In May of 1996, a large collection of climbers attempted to scale the perilous heights of Mount Everest. Led by expedition leader, New Zealander Rob Hall (Jason Clarke), most of the party were experienced climbers, including Beck Weathers (Josh Brolin) a doctor embarking on a personal mission to climb the Seven Summits, and Doug Hansen (John Hawkes), a mailman who had made a previous run at Everest the year before. Rob’s group also consisted of a journalist, Jon Krakauer (Michael Kelly), on assignment to document the voyage. A parallel climbing party, led by Scott Fischer (Jake Gyllenhaal), forged an uneasy alliance with Rob’s to increase overall safety with greater numbers. Back at base camp is Helen Wilton (Emily Watson), running Rob’s operation from a safer distance, while Rob’s pregnant wife Jan (Keira Knightley) wisely stays home, confident in her husband’s expertise keeping him safe.
This is the setup for Everest, the dramatization of the true story of this disastrous excursion. Mount Everest, never a safe destination point under the most optimal circumstances, proves catastrophic for these thrill seekers, as a series of brutal storms conspires to rob the climbers of their personal triumph and, for many of them, their lives. Some reach the top, some make it back alive, but none would walk away from this experience feeling victorious.
The first hour of Everest proves nearly as difficult to surmount as the mountain itself. As we are introduced to each member of the climbing party, it becomes readily apparent that none of these actors are being granted roles rich with characterization. There’s a general bonhomie among the climbers that never surpasses the level of blandly genial. Similarly, the muted animosity between the rival parties never reaches anything approaching a boiling point of hostility, never resulting in something like compelling tension. This entire first half is crafted so that watching these people climb, largely without incident, is the only objective, and impressive vistas aside, that minimal level of dramatic investment, coupled with the minute character development, doesn’t give the audience much of a rooting interest in anything. The last thing anyone could call climbing Mount Everest would be boring, but that label fits neatly with the experience of watching others do it.

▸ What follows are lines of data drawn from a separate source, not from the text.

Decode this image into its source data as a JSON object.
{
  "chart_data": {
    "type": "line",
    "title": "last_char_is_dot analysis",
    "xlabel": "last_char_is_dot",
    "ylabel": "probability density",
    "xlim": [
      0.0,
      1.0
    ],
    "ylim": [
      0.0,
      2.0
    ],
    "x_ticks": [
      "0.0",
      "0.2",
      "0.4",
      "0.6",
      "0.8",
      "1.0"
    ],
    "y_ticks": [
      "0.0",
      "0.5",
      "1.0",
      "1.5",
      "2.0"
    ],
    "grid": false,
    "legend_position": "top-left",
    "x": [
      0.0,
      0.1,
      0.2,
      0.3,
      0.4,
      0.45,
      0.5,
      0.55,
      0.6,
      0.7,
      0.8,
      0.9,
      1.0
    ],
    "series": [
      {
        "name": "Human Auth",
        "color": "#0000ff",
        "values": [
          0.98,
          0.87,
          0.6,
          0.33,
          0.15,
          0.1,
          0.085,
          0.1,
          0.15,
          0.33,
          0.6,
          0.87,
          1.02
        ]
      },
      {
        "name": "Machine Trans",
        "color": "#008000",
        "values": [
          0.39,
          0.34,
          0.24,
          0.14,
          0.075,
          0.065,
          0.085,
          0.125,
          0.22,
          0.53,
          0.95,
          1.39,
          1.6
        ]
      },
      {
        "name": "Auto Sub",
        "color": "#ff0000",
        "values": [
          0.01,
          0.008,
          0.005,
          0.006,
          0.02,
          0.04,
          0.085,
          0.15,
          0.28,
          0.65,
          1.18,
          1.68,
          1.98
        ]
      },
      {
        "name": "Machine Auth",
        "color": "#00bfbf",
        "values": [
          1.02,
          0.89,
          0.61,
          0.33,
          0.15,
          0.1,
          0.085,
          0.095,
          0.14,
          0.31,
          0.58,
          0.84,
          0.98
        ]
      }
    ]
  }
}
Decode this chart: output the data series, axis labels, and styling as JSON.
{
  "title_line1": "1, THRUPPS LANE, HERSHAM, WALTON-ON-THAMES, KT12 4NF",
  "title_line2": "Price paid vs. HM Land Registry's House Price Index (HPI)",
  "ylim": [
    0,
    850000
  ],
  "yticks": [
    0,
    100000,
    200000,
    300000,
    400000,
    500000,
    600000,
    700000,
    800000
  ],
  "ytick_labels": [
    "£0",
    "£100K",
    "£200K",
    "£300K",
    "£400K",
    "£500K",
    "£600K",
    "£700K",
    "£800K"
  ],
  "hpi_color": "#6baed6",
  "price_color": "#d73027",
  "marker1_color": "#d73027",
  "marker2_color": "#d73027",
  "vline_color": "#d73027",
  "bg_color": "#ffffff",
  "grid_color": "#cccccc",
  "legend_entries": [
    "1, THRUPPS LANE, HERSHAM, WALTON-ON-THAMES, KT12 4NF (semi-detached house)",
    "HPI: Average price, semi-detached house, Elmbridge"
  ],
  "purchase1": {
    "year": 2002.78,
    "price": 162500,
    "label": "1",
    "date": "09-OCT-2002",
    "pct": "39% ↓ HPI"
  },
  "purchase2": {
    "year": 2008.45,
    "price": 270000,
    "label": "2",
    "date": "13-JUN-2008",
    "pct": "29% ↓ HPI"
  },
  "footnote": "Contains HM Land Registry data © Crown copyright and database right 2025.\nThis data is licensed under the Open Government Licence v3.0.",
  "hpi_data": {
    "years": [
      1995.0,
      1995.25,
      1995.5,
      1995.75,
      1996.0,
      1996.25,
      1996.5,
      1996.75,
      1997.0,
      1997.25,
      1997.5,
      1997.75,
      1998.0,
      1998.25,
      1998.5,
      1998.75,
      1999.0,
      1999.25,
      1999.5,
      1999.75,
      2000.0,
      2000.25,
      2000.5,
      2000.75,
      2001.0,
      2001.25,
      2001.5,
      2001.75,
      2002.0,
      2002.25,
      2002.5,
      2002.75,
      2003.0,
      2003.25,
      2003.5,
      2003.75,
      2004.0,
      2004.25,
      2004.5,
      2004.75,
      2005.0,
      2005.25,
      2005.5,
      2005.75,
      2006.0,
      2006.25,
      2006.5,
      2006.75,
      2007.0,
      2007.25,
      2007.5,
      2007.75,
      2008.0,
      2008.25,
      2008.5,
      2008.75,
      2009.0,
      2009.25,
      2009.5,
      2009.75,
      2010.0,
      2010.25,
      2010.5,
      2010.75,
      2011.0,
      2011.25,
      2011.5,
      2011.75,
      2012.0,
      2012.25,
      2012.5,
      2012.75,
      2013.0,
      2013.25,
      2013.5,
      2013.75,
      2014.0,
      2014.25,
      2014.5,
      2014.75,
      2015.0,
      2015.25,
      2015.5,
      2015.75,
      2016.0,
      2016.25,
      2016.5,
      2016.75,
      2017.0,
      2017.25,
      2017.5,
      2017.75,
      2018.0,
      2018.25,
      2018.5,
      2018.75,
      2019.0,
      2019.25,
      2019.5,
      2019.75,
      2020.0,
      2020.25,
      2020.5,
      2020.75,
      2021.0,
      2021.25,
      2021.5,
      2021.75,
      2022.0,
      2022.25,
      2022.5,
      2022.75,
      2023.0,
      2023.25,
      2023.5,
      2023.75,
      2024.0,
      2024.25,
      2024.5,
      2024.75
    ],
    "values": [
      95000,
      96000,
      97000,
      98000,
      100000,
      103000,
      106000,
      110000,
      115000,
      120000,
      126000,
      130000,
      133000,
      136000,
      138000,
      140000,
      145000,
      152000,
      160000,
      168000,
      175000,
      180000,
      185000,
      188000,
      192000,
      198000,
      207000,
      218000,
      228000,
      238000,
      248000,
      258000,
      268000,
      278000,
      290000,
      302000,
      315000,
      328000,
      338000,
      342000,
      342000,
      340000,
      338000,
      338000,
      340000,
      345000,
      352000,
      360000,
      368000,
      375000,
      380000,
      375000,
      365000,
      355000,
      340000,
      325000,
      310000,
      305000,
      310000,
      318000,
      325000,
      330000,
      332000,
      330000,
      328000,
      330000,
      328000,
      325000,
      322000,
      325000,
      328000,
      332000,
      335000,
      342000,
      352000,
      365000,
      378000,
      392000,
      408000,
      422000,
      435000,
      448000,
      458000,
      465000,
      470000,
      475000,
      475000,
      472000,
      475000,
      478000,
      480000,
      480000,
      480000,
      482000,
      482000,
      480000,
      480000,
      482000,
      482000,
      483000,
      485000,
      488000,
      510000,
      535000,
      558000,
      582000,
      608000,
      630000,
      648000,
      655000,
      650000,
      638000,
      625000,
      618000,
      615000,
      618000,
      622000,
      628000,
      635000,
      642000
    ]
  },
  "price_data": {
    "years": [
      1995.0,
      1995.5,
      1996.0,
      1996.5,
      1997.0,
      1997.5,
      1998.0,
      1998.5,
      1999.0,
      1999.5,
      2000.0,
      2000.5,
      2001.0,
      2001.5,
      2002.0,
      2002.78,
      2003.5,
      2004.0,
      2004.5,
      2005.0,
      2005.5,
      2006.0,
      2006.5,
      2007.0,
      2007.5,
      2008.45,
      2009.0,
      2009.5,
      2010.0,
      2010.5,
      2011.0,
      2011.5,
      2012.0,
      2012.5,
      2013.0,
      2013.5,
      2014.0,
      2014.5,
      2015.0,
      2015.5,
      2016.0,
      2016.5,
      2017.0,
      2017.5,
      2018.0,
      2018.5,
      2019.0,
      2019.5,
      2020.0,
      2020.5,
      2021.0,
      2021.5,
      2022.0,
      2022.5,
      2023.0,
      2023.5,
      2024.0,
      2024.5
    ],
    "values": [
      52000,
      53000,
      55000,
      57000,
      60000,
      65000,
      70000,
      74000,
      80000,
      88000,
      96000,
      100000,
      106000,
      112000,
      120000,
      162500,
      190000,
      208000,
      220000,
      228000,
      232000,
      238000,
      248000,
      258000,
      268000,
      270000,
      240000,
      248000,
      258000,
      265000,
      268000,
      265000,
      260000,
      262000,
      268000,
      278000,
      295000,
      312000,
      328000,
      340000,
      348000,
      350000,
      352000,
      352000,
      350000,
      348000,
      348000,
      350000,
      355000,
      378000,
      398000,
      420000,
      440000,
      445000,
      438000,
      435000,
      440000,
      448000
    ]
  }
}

Of course, the relative uneventfulness of Everest’s first half is clearly calibrated to lull the audience into a sense of calm before all Hell breaks loose in the second half, as it inevitably does. When a vicious storm takes hold while the parties are approaching the summit, the climbers gets scattered. Rob is stuck at the top with a rapidly fading Doug, while Beck finds himself too weak to retreat. It’s here that Everest essentially becomes misery porn, as we watch the climbers gradually succumb to death and frostbite, helpless to do much to save themselves from the elements and out of range for outside rescue. Apart from one character’s miraculous second wind of endurance, this is not a story of heroics or tyranny of will leading doomed men to persevere against treacherous odds. This is a tragedy, plain and simple, yet the film’s weak characterization, or even ability to adequately distinguish these mostly bearded, parka-covered men from one another, makes it very difficult to become emotionally engaged in any of their fates.
It’s hard to fathom what attracted this impressive assemblage of actors to this film. None of these roles give performers as exemplary as Gyllenhaal and Brolin much to do beyond looking miserable and cold. Everest doesn’t look like it was an enjoyable film to make on a physical level, but the characters are so thinly defined that it’s impossible to surmise what the professional rewards were for the cast, either. Gyllenhaal, in particular, has become one of our most interesting actors, so to see him used to such little effect here is dismaying, to say the least.
Everest is impressively shot, if nothing else. It feels effectively harsh and unforgiving, and it’s impossible to discern just how much of the film was greenscreened given its level of you-are-there authenticity. Though apart from an overhead shot of the group crossing a suspension bridge at the outset of their journey, the film makes astonishingly minimal effort to convey the dizzying heights of its locale, even to the extent that a lowbrow actioner like Cliffhanger once did. Everest exploits one’s fear of freezing to death far more acutely than it does one’s fear of heights.
Walking out of Everest, there is little to recommend beyond basic filmmaking acumen. There isn’t much to glean here beyond the experience of watching people climb and die, both occurring with grueling sluggishness. The greatest takeaway from the film is, quite simply, how nice it feels to walk outside into a warm September evening after it’s over.